Natürlich ist Change nicht bequem und einige Kollegen sprechen sogar davon, dass “Change weh tut”, weil es auch mehr Verantwortung für jeden Einzelnen bedeutet und kein Wunschkonzert ist.

Nun kommen wir zum Kern dieses Blogs, denn es geht darum, wie wir mit Rahmenwerken umgehen, bzw. wie wir sie auslegen.
Richtig ist, dass Frameworks wie Scrum oder SAFe ganz bewusst unvollständig und zu adaptieren sind.
Das bedeutet aber nicht, dass jeder machen kann, was sie oder er will.
Beispiele 1:
Die blauen Verkehrszeichen für Richtgeschwindigkeiten auf Landstraßen, sind nur eine Empfehlung, was von offizieller Seite aus als angemessen angesehen wird, um unfallfrei eine enge Kurve zu durchfahren.

Die Autofahrer entscheiden letztlich selbst, ob sie sich der Empfehlung anpassen oder ob sie mit doppelter Geschwindigkeit in die gleiche Kurve rauschen.
Das Risiko eines schweren Unfalls erhöht sich selbstverständlich um ein Vielfaches.
Ein ehemaliger Freund und Sportkollege aus der Leichtathletik hat sich so, auf einem Trike, bereits zu seinem 18. Geburtstag um einen Baum gewickelt und das Ausbrechen aus dem empfohlenen Rahmen, mit seinem Leben bezahlt.
Auf seiner Fahrt war er mit zu vielen Unbekannten, zu schnell, also außerhalb der empfohlenen Geschwindigkeit unterwegs.
So in etwa ist es auch mit agilen Frameworks in Unternehmen.
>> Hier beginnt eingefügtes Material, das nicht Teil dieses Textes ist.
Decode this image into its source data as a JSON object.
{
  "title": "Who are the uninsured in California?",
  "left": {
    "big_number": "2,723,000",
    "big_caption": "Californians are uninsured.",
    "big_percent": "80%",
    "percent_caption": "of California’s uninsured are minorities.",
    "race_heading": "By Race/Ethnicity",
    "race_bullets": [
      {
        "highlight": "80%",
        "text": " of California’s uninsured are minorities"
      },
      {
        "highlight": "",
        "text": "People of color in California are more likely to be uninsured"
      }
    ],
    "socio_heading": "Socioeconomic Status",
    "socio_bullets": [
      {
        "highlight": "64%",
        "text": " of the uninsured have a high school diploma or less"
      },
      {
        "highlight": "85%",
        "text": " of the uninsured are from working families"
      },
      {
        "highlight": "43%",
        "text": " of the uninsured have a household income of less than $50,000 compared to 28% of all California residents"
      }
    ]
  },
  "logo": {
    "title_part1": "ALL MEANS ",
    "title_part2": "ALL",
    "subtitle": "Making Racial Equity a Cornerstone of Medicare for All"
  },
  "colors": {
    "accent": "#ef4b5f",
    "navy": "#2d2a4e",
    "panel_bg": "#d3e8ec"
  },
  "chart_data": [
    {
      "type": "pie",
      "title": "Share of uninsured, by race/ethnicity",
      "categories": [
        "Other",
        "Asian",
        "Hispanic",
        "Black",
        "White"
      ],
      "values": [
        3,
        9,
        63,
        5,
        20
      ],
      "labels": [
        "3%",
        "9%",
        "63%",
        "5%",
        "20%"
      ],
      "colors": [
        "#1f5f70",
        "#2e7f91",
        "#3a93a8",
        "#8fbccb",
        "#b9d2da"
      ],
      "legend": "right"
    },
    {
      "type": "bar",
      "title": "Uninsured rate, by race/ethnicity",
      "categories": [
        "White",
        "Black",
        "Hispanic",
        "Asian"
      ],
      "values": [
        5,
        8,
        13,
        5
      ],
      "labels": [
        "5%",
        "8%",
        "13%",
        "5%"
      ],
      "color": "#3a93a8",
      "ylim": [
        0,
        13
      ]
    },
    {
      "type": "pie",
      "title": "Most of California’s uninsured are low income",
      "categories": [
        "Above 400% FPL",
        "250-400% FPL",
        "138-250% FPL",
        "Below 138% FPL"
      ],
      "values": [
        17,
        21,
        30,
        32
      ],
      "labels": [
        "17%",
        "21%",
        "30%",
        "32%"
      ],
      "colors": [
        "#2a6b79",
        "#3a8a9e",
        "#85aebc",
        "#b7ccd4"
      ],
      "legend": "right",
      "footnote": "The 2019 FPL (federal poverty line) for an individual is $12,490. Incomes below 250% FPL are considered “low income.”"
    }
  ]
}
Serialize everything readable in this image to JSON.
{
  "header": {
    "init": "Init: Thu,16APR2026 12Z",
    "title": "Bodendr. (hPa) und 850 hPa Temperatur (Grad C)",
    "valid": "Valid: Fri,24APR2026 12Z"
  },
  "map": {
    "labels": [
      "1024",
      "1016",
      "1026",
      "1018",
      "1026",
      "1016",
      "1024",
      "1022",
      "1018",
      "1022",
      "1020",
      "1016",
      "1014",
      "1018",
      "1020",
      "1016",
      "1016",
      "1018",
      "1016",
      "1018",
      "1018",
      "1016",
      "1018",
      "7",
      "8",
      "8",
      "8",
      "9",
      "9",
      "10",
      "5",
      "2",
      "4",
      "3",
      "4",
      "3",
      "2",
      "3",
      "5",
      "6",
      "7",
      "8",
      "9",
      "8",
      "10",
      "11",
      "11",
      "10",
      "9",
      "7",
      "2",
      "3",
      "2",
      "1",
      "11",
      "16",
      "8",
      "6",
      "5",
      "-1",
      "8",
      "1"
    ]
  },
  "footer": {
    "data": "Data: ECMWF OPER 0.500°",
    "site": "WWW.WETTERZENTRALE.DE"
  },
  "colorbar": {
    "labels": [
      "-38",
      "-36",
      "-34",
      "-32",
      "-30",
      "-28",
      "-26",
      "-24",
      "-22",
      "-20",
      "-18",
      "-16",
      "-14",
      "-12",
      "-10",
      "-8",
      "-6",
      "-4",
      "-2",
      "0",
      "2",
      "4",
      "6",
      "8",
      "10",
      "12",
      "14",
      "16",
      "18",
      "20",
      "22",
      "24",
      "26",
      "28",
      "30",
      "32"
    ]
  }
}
Es gibt gute Gründe, warum bestimmte Rahmen empfohlen sind.
Je geübter eine Organisation und ihre Teams z.B. mit dem originalen Scrum Flow sind, und je besser das Vorgehen der Mitarbeiter ein Teil ihrer täglichen Arbeit wird, desto eher wird es möglich, auch bestimmte Artefakte und Methoden zu adaptieren.
Beispiel 2:
Jeder der Kinder hat, bringt ihnen bei, an der Ampel bei Rot stehen zu bleiben.
Sogar mit Liedern werden die Kinder geradezu eingeschworen, sich im Straßenverkehr an die einfachste Regel zu halten, “Bei Rot bleibe steh'n, bei Grün darfst Du gehen…!”
Trotzdem zelebrieren wir Erwachsenen sehr regelmäßig das “J - Walking”, heißt, wir überqueren die Straße bei Rot, weil wir alle so in Eile und gehetzt sind, und denken, die 30 Sekunden kann man unmöglich warten.
In den Unternehmen erleben wir regelmäßig, dass die Projektmatrixen geschönt werden und die roten Ampeln gerne auch in gelbe umdefiniert werden.
Sieht wohl einfach besser aus, als so eine rote Ampel.
Warum lehren wir den Kindern erst, bei Rot stehen zu bleiben?
Weil es ein Rahmenwerk ist, das vielleicht Sinn macht und wenn man es kennt und sich dem Signal bewusst ist, man also an einer Ampel besonders aufmerksam ist, kann man eventuell auch unbeschadet bei Rot über die Straße gelangen.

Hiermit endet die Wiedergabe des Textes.